Ultimately, your baby is most likely just a curious little explorer ready to discover their own body. Not only are babies eager to learn about their environment and surroundings, but they also continually look at and touch their bodies as it’s still quite a mystery to them. 

If your baby is chewing with nothing in their mouth, they probably are just fascinated by the feeling of the inside of their mouth. By using their tongue and moving their jaws, they learn more about how their body works.

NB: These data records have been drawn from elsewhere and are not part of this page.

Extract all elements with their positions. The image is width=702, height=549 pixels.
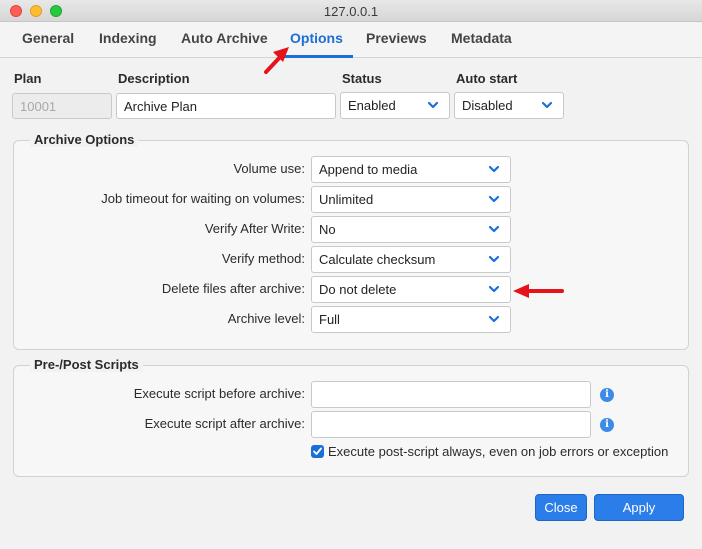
- script-after-input[interactable]: [311, 411, 591, 438]
- apply-button[interactable]: Apply: [594, 494, 684, 521]
- chevron-down-icon: [488, 194, 500, 204]
- volume-use-label: Volume use:: [233, 161, 305, 176]
- volume-use-select[interactable]: Append to media: [311, 156, 511, 183]
- chevron-down-icon: [488, 164, 500, 174]
- tab-metadata[interactable]: Metadata: [451, 30, 512, 46]
- chevron-down-icon: [488, 284, 500, 294]
- status-select-value: Enabled: [348, 98, 396, 113]
- autostart-select-value: Disabled: [462, 98, 513, 113]
- delete-files-value: Do not delete: [319, 282, 397, 297]
- post-script-always-label[interactable]: Execute post-script always, even on job …: [328, 444, 668, 459]
- tab-bar: General Indexing Auto Archive Options Pr…: [0, 22, 702, 58]
- script-before-label: Execute script before archive:: [133, 386, 305, 401]
- job-timeout-select[interactable]: Unlimited: [311, 186, 511, 213]
- info-icon[interactable]: i: [600, 388, 614, 402]
- title-bar: 127.0.0.1: [0, 0, 702, 22]
- script-after-label: Execute script after archive:: [144, 416, 305, 431]
- info-icon[interactable]: i: [600, 418, 614, 432]
- archive-options-title: Archive Options: [30, 132, 139, 147]
- tab-general[interactable]: General: [22, 30, 74, 46]
- script-before-input[interactable]: [311, 381, 591, 408]
- verify-method-select[interactable]: Calculate checksum: [311, 246, 511, 273]
- checkmark-icon: [313, 447, 322, 455]
- verify-after-write-select[interactable]: No: [311, 216, 511, 243]
- verify-after-write-value: No: [319, 222, 336, 237]
- tab-auto-archive[interactable]: Auto Archive: [181, 30, 268, 46]
- chevron-down-icon: [488, 314, 500, 324]
- description-label: Description: [118, 71, 190, 86]
- annotation-arrow-icon: [264, 47, 289, 74]
- options-dialog: 127.0.0.1 General Indexing Auto Archive …: [0, 0, 702, 549]
- job-timeout-value: Unlimited: [319, 192, 374, 207]
- tab-indexing[interactable]: Indexing: [99, 30, 157, 46]
- close-button[interactable]: Close: [535, 494, 587, 521]
- tab-previews[interactable]: Previews: [366, 30, 427, 46]
- volume-use-value: Append to media: [319, 162, 418, 177]
- archive-level-value: Full: [319, 312, 340, 327]
- verify-after-write-label: Verify After Write:: [204, 221, 305, 236]
- delete-files-select[interactable]: Do not delete: [311, 276, 511, 303]
- tab-options[interactable]: Options: [290, 30, 343, 46]
- chevron-down-icon: [488, 254, 500, 264]
- archive-level-label: Archive level:: [227, 311, 305, 326]
- delete-files-label: Delete files after archive:: [161, 281, 305, 296]
- job-timeout-label: Job timeout for waiting on volumes:: [101, 191, 305, 206]
- archive-level-select[interactable]: Full: [311, 306, 511, 333]
- autostart-select[interactable]: Disabled: [454, 92, 564, 119]
- description-field[interactable]: Archive Plan: [116, 93, 336, 119]
- post-script-always-checkbox[interactable]: [311, 445, 324, 458]
- chevron-down-icon: [541, 100, 553, 110]
- status-label: Status: [342, 71, 382, 86]
- window-title: 127.0.0.1: [323, 4, 379, 19]
- autostart-label: Auto start: [456, 71, 518, 86]
- chevron-down-icon: [488, 224, 500, 234]
- scripts-title: Pre-/Post Scripts: [30, 357, 143, 372]
- verify-method-value: Calculate checksum: [319, 252, 436, 267]
- annotation-arrow-icon: [513, 284, 564, 298]
- plan-label: Plan: [14, 71, 42, 86]
- status-select[interactable]: Enabled: [340, 92, 450, 119]
- plan-field: 10001: [12, 93, 112, 119]
- verify-method-label: Verify method:: [221, 251, 305, 266]
- chevron-down-icon: [427, 100, 439, 110]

When Chewing Becomes an Issue

While this is an entirely normal and healthy stage, if your baby does continue to chew constantly and past its teething phase, you may want to consult your baby’s pediatrician. Here are some warning signs to watch for:

  • If chewing their tongue is restricting them from actually eating
  • Chewing nothing is normal, but if they continue to chew even after they turn one year old, it warrants a doctor’s visit
  • If your baby is chewing its own tongue to the point it begins to bleed or looks injured
  • Baby shows signs of troubled breathing
  • Signs of hypothyroidism include a protruding tongue, cold skin, constipation, poor feeding, and low activity. If your baby is displaying these symptoms, check with their doctor about the possibility of hypothyroidism
  • An abnormal tongue shape or movement of the mouth can be an issue to discuss with their doctor

Although these behaviors and symptoms are not as common, they are all treatable and have no cause for distress. With the help of their pediatrician, you can learn more about what to do next to keep your child happy and healthy.


Your baby chewing with nothing in their mouth is completely normal. As a normal stage of their growth, babies will chew without food for multiple regular reasons. If your newborn is under three months, they most likely are chewing due to an instinctive reflex to chew repeatedly, silent reflux, or displaying a cue that they’re hungry and ready to eat.

Meanwhile, babies four months and over will probably be chewing because they’re teething. New teeth coming out of their delicate gums can be painful. As a result, they will either chew nothing or whatever they can possibly find around them. Teething toys are perfect for those needing some form of comfort and distraction from growing pains.

The final and most common reason babies are chewing with nothing in their mouth is simply because they want to learn more about their own bodies. Their tongue allows them to feel all around their mouth and their jaw will help them move their mouth and make chewing motions. This action can fascinate them to no end and they’ll playfully repeat it. 

Of course, there are some less likely factors to consider when your baby is chewing with nothing in their mouth. Be sure to check if they are injuring their own tongue or bleeding in their mouth. If this chewing coincides with other strange symptoms, always check with your pediatrician. However, this chewing is for the most part an entirely normal part of their growth.